The various operations of example methods described herein may be performed, at least partially, by one or more processors that are temporarily configured (e.g., by software) or permanently configured to perform the relevant operations. Similarly, the methods described herein may be at least partially processor implemented. For example, at least some of the operations of the methods described herein may be performed by one or more processors. The performance of certain of the operations may be distributed among the one or more processors, not only residing within a single machine, but also deployed across a number of machines. In some example embodiments, the processor or processors may be located in a single location (e.g., within a home environment, an office environment, or a server farm), while in other embodiments the processors may be distributed across a number of locations.

Although the embodiments of the present disclosure have been described with reference to specific example embodiments, it will be evident that various modifications and changes may be made to these embodiments without departing from the broader scope of the inventive subject matter. Accordingly, the specification and drawings are to be regarded in an illustrative rather than a restrictive sense. The accompanying drawings that form a part hereof show, by way of illustration, and not of limitation, specific embodiments in which the subject matter may be practiced. The embodiments illustrated are described in sufficient detail to enable those skilled in the art to practice the teachings disclosed herein. Other embodiments may be used and derived therefrom, such that structural and logical substitutions and changes may be made without departing from the scope of this disclosure. This Detailed Description, therefore, is not to be taken in a limiting sense, and the scope of various embodiments is defined only by the appended claims, along with the full range of equivalents to which such claims are entitled.
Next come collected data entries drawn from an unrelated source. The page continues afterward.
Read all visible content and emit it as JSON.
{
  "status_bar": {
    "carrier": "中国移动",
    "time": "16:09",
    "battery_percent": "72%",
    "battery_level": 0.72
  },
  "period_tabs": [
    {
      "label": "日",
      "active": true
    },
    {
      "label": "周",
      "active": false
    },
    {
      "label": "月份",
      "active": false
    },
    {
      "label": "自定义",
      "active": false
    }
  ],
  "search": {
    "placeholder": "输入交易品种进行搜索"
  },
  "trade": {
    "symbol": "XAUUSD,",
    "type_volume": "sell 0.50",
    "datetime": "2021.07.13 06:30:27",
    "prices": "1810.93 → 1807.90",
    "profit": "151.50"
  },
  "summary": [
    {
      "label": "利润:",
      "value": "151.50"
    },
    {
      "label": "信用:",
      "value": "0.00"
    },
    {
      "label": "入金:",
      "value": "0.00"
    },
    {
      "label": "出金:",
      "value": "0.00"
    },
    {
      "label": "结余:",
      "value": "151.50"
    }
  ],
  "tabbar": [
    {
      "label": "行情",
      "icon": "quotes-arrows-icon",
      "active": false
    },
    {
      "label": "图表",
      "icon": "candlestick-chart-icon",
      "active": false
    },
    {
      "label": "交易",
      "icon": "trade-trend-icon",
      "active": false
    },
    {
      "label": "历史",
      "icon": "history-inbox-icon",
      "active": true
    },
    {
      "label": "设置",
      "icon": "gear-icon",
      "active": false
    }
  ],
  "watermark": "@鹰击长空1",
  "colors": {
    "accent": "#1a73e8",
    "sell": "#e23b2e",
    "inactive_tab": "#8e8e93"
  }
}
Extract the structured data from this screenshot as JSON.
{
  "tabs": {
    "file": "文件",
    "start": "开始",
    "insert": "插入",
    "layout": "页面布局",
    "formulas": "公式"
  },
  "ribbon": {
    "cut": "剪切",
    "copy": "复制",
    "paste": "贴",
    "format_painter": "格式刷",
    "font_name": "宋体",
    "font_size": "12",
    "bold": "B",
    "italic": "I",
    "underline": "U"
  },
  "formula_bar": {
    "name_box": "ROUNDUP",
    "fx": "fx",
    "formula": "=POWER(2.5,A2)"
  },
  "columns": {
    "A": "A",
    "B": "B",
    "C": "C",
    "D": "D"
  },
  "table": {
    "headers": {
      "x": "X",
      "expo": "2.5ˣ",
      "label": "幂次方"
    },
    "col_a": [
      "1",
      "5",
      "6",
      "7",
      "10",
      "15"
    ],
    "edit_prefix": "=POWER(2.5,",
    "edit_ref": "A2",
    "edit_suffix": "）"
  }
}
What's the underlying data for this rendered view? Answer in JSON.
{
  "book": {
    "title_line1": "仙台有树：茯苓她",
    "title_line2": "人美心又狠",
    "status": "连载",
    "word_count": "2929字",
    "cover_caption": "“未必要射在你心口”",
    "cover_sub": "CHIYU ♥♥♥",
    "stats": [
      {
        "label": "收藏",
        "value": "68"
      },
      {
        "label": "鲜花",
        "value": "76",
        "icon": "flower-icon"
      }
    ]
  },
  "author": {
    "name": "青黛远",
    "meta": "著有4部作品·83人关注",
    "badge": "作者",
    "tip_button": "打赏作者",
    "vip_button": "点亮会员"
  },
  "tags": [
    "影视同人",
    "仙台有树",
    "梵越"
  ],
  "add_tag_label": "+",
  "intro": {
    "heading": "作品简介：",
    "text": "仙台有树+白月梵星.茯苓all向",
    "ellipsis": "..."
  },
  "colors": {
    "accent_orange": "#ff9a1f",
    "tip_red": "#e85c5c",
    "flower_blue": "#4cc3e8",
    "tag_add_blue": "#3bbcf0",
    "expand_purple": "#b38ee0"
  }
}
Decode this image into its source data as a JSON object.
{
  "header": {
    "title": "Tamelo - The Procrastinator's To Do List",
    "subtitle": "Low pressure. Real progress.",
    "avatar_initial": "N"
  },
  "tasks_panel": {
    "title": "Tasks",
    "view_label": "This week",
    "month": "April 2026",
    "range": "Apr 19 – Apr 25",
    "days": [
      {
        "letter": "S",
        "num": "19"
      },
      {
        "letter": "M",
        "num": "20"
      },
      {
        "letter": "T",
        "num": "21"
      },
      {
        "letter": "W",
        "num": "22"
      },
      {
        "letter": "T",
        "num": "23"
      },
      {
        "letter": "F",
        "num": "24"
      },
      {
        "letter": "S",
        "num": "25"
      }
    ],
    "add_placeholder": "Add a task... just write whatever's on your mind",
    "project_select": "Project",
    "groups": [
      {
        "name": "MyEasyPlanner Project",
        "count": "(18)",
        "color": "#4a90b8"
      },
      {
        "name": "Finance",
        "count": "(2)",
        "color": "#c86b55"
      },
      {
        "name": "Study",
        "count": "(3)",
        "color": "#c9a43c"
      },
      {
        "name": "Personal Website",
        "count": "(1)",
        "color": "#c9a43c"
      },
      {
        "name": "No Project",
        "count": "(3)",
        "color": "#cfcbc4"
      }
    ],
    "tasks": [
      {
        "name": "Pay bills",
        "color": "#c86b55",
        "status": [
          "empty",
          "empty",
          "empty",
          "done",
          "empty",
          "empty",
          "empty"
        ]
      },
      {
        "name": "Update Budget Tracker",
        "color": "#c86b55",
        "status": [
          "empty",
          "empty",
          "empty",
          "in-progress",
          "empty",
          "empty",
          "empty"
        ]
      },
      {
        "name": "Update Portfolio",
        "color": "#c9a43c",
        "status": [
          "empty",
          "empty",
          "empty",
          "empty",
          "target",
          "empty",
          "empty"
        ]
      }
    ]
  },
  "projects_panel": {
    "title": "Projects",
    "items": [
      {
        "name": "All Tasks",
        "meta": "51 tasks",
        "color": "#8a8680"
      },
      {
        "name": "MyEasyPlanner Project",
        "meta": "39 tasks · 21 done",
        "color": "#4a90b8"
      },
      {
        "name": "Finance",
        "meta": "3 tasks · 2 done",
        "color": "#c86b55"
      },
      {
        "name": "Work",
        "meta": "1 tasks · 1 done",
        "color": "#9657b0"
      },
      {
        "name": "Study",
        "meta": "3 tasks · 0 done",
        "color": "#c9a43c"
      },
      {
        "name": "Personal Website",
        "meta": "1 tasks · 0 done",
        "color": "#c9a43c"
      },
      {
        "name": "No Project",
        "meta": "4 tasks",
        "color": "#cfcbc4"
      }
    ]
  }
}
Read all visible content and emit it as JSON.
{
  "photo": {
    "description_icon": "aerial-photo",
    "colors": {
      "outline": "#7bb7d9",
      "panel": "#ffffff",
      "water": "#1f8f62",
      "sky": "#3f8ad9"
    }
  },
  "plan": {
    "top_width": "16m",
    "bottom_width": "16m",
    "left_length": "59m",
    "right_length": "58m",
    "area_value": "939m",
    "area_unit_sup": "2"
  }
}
Such embodiments of the inventive subject matter may be referred to herein, individually and/or collectively, by the term “invention” merely for convenience and without intending to voluntarily limit the scope of this application to any single invention or inventive concept if more than one is in fact disclosed. Thus, although specific embodiments have been illustrated and described herein, it should be appreciated that any arrangement calculated to achieve the same purpose may be substituted for the specific embodiments shown. This disclosure is intended to cover any and all adaptations or variations of various embodiments. Combinations of the above embodiments, and other embodiments not specifically described herein, will be apparent to those of skill in the art, upon reviewing the above description.

In this document, the terms “a” or “an” are used, as is common in patent documents, to include one or more than one, independent of any other instances or usages of “at least one” or “one or more.” In this document, the term “or” is used to refer to a nonexclusive or, such that “A or B” includes “A but not B,” “B but not A,” and “A and B,” unless otherwise indicated. In the appended claims, the terms “including” and “in which” are used as the plain-English equivalents of the respective terms “comprising” and “wherein.” Also, in the following claims, the terms “including” and “comprising” are open-ended; that is, a system, device, article, or process that includes elements in addition to those listed after such a term in a claim is still deemed to fall within the scope of that claim.

Also, in the above Detailed Description, various features can be grouped together to streamline the disclosure. However, the claims cannot set forth every feature disclosed herein, as embodiments can feature a subset of said features. Further, embodiments can include fewer features than those disclosed in a particular example. Thus, the following claims are hereby incorporated into the Detailed Description, with each claim standing on its own as a separate embodiment. The scope of the embodiments disclosed herein is to be determined with reference to the appended claims, along with the full scope of equivalents to which such claims are entitled.